I didn’t sleep that night, “If nothing changes, nothing changes”, words I’ve heard and used so many times, fluorescent in my mind.
The following week I resigned. I didn’t wait to find another job, instead, I chose to do the thing that has always made me feel slightly queasy. I decided to go freelance. Freelancing has always been way too much of a challenge to my Virgoan need for consistency and stability but suddenly, it felt exciting. This is my healthier attitude to, not only work, but life. I’m doing something that absolutely terrifies me.
It means I have the chance to build up a client base that I can return to after teacher training. And that I won’t be spending three hours every day getting to and from work. Instead, for most of those fifteen hours a week, I’ll sweat :). It might work, it might not, and if it doesn’t I’ll find a way to deal with it but at least I’ll have tried. I have to take a chance on me.

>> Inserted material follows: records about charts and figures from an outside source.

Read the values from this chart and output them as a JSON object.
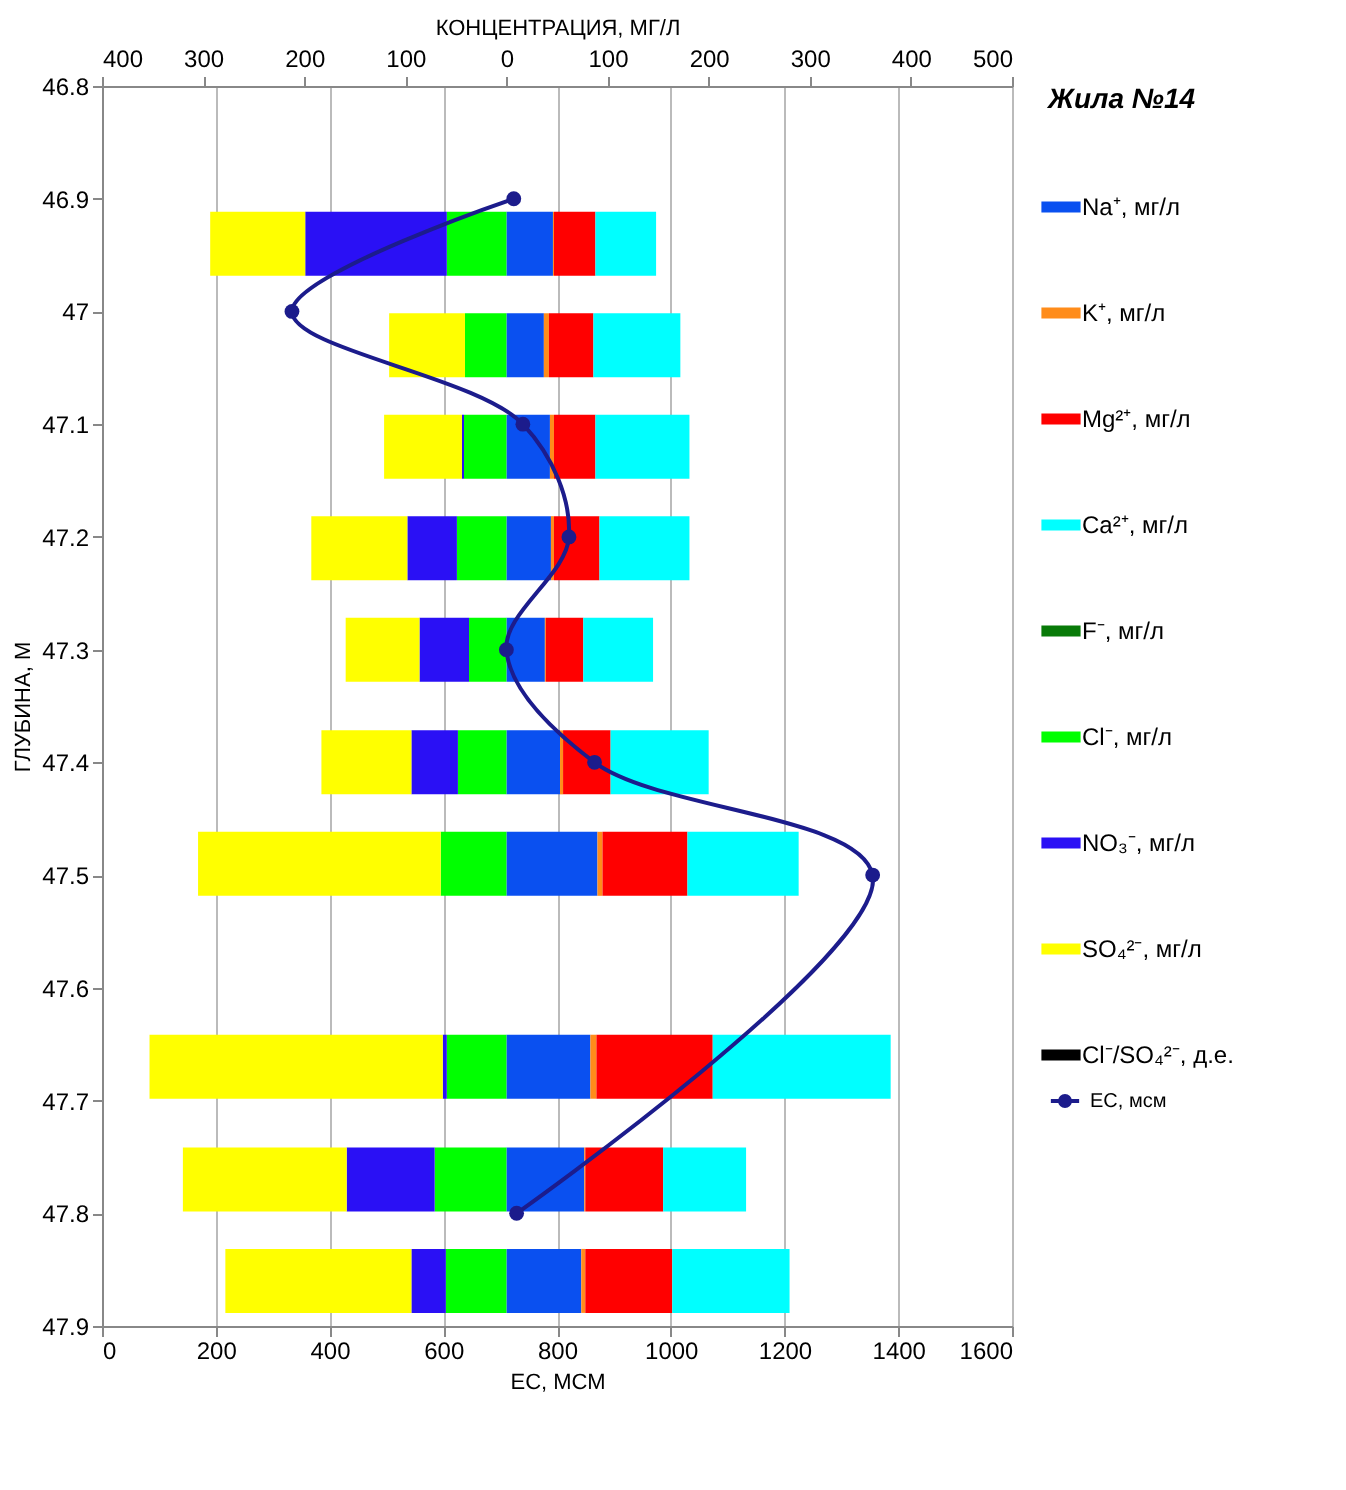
{
  "chart_data": {
    "type": "bar",
    "orientation": "horizontal",
    "stacked": true,
    "legend_title": "Жила №14",
    "legend": "right",
    "grid": "x",
    "xlabel": "ЕС, МСМ",
    "x2label": "КОНЦЕНТРАЦИЯ, МГ/Л",
    "ylabel": "ГЛУБИНА, М",
    "x": [
      46.94,
      47.03,
      47.12,
      47.21,
      47.3,
      47.4,
      47.49,
      47.67,
      47.77,
      47.86
    ],
    "xlim": [
      0,
      1600
    ],
    "xticks": [
      0,
      200,
      400,
      600,
      800,
      1000,
      1200,
      1400,
      1600
    ],
    "x2lim": [
      -400,
      500
    ],
    "x2ticks": [
      {
        "value": -400,
        "label": "400"
      },
      {
        "value": -300,
        "label": "300"
      },
      {
        "value": -200,
        "label": "200"
      },
      {
        "value": -100,
        "label": "100"
      },
      0,
      100,
      200,
      300,
      400,
      500
    ],
    "ylim": [
      47.9,
      46.8
    ],
    "yticks": [
      46.8,
      46.9,
      47,
      47.1,
      47.2,
      47.3,
      47.4,
      47.5,
      47.6,
      47.7,
      47.8,
      47.9
    ],
    "series": [
      {
        "name": "Na⁺, мг/л",
        "color": "#0a50f0",
        "axis": "x2",
        "values": [
          46,
          37,
          43,
          44,
          38,
          53,
          90,
          83,
          77,
          74
        ]
      },
      {
        "name": "K⁺, мг/л",
        "color": "#ff8c1a",
        "axis": "x2",
        "values": [
          1,
          5,
          4,
          3,
          1,
          3,
          5,
          6,
          1,
          4
        ]
      },
      {
        "name": "Mg²⁺, мг/л",
        "color": "#ff0000",
        "axis": "x2",
        "values": [
          41,
          44,
          41,
          45,
          37,
          47,
          84,
          115,
          77,
          86
        ]
      },
      {
        "name": "Ca²⁺, мг/л",
        "color": "#00ffff",
        "axis": "x2",
        "values": [
          60,
          86,
          93,
          89,
          69,
          97,
          110,
          176,
          82,
          116
        ]
      },
      {
        "name": "F⁻, мг/л",
        "color": "#087a08",
        "axis": "x2",
        "values": [
          null,
          null,
          null,
          null,
          null,
          null,
          null,
          null,
          null,
          null
        ]
      },
      {
        "name": "Cl⁻, мг/л",
        "color": "#00ff00",
        "axis": "x2",
        "values": [
          -59,
          -41,
          -42,
          -49,
          -37,
          -48,
          -65,
          -59,
          -71,
          -60
        ]
      },
      {
        "name": "NO₃⁻, мг/л",
        "color": "#2a10f5",
        "axis": "x2",
        "values": [
          -140,
          null,
          -2,
          -49,
          -49,
          -46,
          null,
          -4,
          -87,
          -34
        ]
      },
      {
        "name": "SO₄²⁻, мг/л",
        "color": "#ffff00",
        "axis": "x2",
        "values": [
          -94,
          -75,
          -77,
          -95,
          -73,
          -89,
          -240,
          -290,
          -162,
          -184
        ]
      },
      {
        "name": "Cl⁻/SO₄²⁻, д.е.",
        "color": "#000000",
        "axis": "x2",
        "values": [
          null,
          null,
          null,
          null,
          null,
          null,
          null,
          null,
          null,
          null
        ]
      },
      {
        "name": "EC, мсм",
        "type": "line",
        "color": "#1c1c8c",
        "marker": "circle",
        "line_style": "solid",
        "x": [
          46.9,
          47.0,
          47.1,
          47.2,
          47.3,
          47.4,
          47.5,
          47.8
        ],
        "values": [
          724,
          334,
          740,
          821,
          711,
          866,
          1355,
          729
        ]
      }
    ]
  }
}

So today is my last day. I am just coming into Wembley for the last time as a permanent member of FA staff. Tomorrow I fly to South Africa to spend some quality time with family and friends and when I return in two weeks I’ll be jobless; I suspect at that point I’ll be doing a-whole-nother kind of sweating.
The bottle cap in the image is the from the Singha beer I was drinking when I realised that yes, this was the right, and most exciting, positive, thing to do. Like a sentimental child, I have carried it with me since.